Someone had pinned a sign on a trackside bench warning passers-by of a wasps’ nest. There were certainly plenty of them emerging from and disappearing underneath the bench. That’s the second wasps’ nest we’ve spotted this week.
A kestrel perched on a lamp, staring down at the field below. After a minute, it parachuted down to the ground after some hapless prey. Meanwhile, a rabbit sunbathed in the llama field. Clearly, it hadn’t heard there were three buzzards in the area.
Mushrooms popped up all over our front lawn overnight. We usually have a few, but never so many as this year. I suppose the dreadful wet August is to thank.
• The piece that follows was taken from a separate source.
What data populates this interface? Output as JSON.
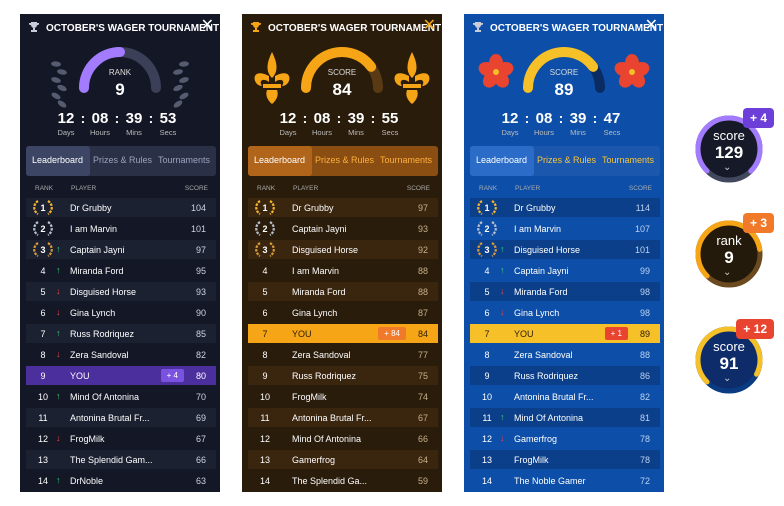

As seems to happen every year, the first signs of autumn appear before we’ve even been on our summer break. I suppose it serves us right for preferring to take our holiday in September, when all the schools are back. I wonder how many kids will still be about this very non-standard year. Quite a few, I expect.
It looks as if crane fly season is upon us once again. Having defenestrated one before bed on Wednesday, I lay awake listening to another tap-tap-tapping against the ceiling, anxiously expecting it to land on my upturned face at any moment. A few moments later, it landed on my upturned face, and I emitted an involuntary bellow. Call me over-reactive, but I’m very highly strung when it comes to flappy things landing on my face.
The lights back on, I eventually managed to capture this second crane fly and chucked it out the window to join its buddy.
The light off once again, it took a good five minutes before the tap-tap-tapping resumed. Then another crane fly landed on my upturned face, and I emitted a second bellow.
By the time of my third bellow, I was wide awake. So I tossed the offending insect out the window and went to do some work in the study until things calmed down.